'Anti-Israel' Hagel and Bush-era Brennan
Is it a tactical move to build bridges with his Congressional opposition, or simply the selection of a candidate whose views closely mirror his foreign policy perspectives?
Either way, U.S. President Barack Obama’s gambit in picking the Republican moderate Charles “Chuck” Hagel as his nominee for Defence Secretary in his second-term is poised to run into serious roadblocks, and could leave the President in a morass of nomination-frustration even before his inauguration.
The President’s pick for another top role that could shape America’s covert offensive prowess, the Directorship of the Central Intelligence Agency, is also likely to come under fire from Mr. Obama’s more liberal support base.
His intention to elevate his counterterrorism advisor and former CIA Station Chief, John Brennan, has raised eyebrows as some consider Mr. Brennan to have played a central role in the second George W. Bush term’s tacit endorsement of torture and rendition programmes in the War on Terror.
Mr.

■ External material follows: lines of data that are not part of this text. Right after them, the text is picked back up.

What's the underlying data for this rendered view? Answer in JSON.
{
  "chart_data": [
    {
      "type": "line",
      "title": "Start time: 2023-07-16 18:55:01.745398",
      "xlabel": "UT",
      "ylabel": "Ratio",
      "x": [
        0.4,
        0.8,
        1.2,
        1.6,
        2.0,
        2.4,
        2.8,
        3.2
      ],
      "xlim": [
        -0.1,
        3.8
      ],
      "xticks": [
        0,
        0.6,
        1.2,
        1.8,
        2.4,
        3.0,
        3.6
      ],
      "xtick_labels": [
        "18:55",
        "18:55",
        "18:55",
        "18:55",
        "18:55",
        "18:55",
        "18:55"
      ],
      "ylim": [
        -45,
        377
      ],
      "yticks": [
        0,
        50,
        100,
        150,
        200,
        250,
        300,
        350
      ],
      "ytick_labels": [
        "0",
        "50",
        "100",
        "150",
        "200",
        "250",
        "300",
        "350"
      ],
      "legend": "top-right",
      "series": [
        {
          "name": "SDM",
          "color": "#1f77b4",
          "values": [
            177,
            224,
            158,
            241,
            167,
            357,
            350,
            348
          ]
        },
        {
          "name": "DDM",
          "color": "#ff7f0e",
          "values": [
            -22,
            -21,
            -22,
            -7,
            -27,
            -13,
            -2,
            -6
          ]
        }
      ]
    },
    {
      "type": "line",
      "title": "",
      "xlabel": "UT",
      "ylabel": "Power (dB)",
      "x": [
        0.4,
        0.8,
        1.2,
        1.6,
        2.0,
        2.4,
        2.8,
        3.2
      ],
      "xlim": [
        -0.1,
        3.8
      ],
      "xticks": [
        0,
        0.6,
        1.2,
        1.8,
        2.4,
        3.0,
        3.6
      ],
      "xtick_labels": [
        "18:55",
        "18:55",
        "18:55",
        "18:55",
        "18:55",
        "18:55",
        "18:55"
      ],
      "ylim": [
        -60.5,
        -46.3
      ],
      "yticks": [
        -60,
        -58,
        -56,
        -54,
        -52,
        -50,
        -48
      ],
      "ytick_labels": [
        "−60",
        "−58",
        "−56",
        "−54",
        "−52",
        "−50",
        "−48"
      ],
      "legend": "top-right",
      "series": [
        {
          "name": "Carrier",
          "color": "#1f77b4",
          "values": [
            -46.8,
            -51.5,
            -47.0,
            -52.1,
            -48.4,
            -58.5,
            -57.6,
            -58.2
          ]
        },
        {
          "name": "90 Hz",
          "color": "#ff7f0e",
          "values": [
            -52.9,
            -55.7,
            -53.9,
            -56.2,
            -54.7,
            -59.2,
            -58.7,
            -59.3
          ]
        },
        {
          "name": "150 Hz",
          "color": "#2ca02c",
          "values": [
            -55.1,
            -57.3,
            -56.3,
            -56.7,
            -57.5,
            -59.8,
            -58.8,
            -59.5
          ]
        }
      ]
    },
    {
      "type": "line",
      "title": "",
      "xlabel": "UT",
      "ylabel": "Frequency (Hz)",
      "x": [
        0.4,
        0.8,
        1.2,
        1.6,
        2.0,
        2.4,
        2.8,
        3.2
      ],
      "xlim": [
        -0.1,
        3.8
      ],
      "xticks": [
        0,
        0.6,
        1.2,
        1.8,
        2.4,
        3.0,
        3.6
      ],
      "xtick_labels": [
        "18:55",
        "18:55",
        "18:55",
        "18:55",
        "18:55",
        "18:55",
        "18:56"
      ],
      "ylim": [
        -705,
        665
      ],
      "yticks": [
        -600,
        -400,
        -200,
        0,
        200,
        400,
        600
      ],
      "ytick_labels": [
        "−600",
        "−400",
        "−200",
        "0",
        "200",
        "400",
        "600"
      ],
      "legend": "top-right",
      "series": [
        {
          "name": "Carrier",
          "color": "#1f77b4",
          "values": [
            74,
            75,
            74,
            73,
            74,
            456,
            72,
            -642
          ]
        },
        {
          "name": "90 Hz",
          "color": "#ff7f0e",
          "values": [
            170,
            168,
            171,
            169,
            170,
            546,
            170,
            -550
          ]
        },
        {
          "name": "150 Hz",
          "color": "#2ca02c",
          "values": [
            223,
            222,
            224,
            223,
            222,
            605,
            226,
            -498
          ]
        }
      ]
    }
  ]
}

Hagel — a former Senator from Nebraska and Purple Heart-awarded Vietnam War veteran — has earned the wrath of his colleagues in the Grand Old Party for what some have labelled his anti-Israel views; his willingness to negotiate with Iran rather than challenge it militarily; and, relevant to his future career as Defence Secretary, his belief that the Pentagon’s budget is “bloated”.
After suffering injuries when his armoured personnel carrier hit a land mine in Vietnam, Mr. Hagel is said to have contemplated “the horrors he had experienced during combat” and later said to his biographer, “If I ever get out, if I ever can influence anything, I will do all I can to prevent war... War is a terrible thing. There’s no glory, only suffering.”
Against troop surge
Mr. Hagel went on to oppose the troop surge in Iraq and “similarly opposed Obama’s surge in Afghanistan and called for deep cuts in defence spending”. Further, he called for U.S. negotiations with the Hamas in Palestine, and voted against some Iran sanctions.
While he has on record criticised unnecessary items on a “bloated” U.S. defence budget, attacks against his views in this regard may be blunted by the looming budget deficit and its potential implications for the economy.
Under the second Obama administration, there are prospects for drastic cuts in the military funding for fighter aircraft, tanks, submarines, and nuclear weapons as opposed to drones and other intelligence-related technology.